9月1日に設立された日本高速道路インターナショナル株式会社は、調査・計画から管理・運営までを含む総合的な海外高速道路事業の展開を図る。当面のターゲットはアセアン諸国・南アジア。早速、インドネシアのジャカルタへも出張した黒田孝次代表取締役社長に、今後の展望、経営戦略などを聞いた。
―経営方針と当面の目標について
黒田 なぜこの会社が設立されたかは、昨年6月の閣議決定にさかのぼる。国の新成長戦略にインフラ輸出が取り上げられている。高速道路会社に何ができるかを考えた時に、海外事業については一つの会社を設立し、そこにリソース(人的資源、財源)を集約した方が効果的ではないかということになった。各社がバラバラにやっているようでは、国の目指す方向に合わない。高速道路事業というのは、実際に完成したものを見ていただくことが一番早い。日本の安全、安心、快適な高速道路を現地でショーケースとして、一日も早く実現させたい。そうすれば、日本の技術に対する信頼感も出てくるだろうし、次のプロジェクトにもつながっていくと考えている。
―海外展開の方法は
黒田 まずは、親会社が準備しているプロジェクトの内容を吟味する。今は、その期間。東日本はインド、西日本はインドネシア、中日本がベトナム、中日本と西日本でフィリピン、首都高速はタイとインドネシア、阪神高速は中国上海など、親会社が色々と準備を進めている。その中で、年内を目途に、我々の第一のプロジェクトにふさわしいものを判断する。
―具体的な戦略は
黒田 SPC(特別目的会社)に対して出資をする。できればSPCの筆頭株主になって、マネジメントしていく。日本企業が入っていきやすい環境づくりというのも、我々に任せられている仕事ではないか。SPCでは、我々の持っている基準で発注できる。ライフサイクルコストを考えて設計するという点も、日本の高速道路の良さの一つ。民間資本を活用するPPPなどのプロジェクトに、チャンスがあると思っている。親会社からは、主に投資、ビジネスとなる部分を任せてもらうことになっている。株式会社なので、適正な利益は当然、上げていかなければならない。

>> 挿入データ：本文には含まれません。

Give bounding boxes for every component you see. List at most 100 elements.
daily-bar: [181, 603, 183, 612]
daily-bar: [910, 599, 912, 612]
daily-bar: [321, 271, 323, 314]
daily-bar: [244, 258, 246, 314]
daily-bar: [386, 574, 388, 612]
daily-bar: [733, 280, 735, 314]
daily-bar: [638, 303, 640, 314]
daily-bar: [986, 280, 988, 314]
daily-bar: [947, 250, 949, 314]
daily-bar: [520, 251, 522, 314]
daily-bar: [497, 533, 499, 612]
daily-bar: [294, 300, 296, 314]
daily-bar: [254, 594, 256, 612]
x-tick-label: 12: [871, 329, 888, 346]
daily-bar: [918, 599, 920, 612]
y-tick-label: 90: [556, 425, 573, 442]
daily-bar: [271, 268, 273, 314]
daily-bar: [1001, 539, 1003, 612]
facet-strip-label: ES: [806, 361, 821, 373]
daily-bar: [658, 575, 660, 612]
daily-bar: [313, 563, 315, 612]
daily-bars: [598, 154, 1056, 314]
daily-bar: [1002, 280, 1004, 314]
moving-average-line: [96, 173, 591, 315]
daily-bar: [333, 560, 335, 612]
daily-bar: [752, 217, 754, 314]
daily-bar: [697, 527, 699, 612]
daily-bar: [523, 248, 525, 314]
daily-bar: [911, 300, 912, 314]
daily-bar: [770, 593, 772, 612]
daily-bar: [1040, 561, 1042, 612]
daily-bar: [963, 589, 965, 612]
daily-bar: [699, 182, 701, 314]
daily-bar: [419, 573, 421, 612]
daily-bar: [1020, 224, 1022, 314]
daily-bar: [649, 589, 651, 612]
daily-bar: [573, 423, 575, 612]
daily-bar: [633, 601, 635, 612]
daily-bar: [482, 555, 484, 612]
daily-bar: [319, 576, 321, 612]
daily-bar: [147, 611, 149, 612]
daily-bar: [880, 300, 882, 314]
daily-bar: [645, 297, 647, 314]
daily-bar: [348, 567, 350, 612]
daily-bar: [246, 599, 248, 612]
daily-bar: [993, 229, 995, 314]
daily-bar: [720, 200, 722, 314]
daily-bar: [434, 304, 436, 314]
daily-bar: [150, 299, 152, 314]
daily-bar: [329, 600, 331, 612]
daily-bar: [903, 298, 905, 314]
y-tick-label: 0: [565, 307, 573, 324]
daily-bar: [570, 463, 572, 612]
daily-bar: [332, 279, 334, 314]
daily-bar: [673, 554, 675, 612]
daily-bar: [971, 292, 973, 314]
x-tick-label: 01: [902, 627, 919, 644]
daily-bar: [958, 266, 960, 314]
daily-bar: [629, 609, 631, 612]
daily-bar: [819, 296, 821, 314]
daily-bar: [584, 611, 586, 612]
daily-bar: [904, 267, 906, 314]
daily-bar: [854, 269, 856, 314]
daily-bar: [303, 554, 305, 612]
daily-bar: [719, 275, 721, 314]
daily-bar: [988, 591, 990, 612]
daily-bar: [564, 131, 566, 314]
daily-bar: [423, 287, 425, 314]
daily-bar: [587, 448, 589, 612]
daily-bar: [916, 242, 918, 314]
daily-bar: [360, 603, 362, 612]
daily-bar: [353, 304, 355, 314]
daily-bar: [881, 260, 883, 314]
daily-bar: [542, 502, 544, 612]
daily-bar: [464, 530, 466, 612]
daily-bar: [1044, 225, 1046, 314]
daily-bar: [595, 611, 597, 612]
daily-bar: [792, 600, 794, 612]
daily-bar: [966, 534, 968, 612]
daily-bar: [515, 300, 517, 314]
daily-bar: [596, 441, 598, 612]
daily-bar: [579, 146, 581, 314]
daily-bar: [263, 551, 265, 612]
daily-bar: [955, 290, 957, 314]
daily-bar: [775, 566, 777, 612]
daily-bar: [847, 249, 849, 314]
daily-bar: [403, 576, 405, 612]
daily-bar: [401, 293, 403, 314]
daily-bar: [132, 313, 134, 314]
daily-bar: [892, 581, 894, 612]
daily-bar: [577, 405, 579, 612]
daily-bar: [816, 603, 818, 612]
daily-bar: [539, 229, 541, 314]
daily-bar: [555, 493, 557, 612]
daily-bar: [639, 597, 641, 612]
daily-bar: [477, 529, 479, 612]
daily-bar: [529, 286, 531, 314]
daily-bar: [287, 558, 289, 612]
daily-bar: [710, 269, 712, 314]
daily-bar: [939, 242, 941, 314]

そういうプロジェクトを厳選しなければならない。
―民間企業との連携方法について
黒田 例えば建設会社や橋梁会社は、(従来のビジネスモデルでは)建設までが守備範囲であった。利益が出たり出なかったり。もう少し違う格好でプロジェクトにかかわっていくことも考えられるのではないか。SPCに入って、建設もするが維持管理もして、20年30年とかかわっていく。そういった会社に一緒に入っていただけることができる。建設した技術者がその橋を一番知っているのだから、維持管理もしやすい。それは前から皆さんが気付いていたことだが、そういう機会はあまりなかった。
【略歴】
くろだ こうじ。1976年関西大学大学院修了、日本道路公団入社。93年世界銀行本部。中日本高速道路執行役員八王子支社長、同執行役員関連事業本部副本部長(兼)海外事業部長などを歴任。59歳。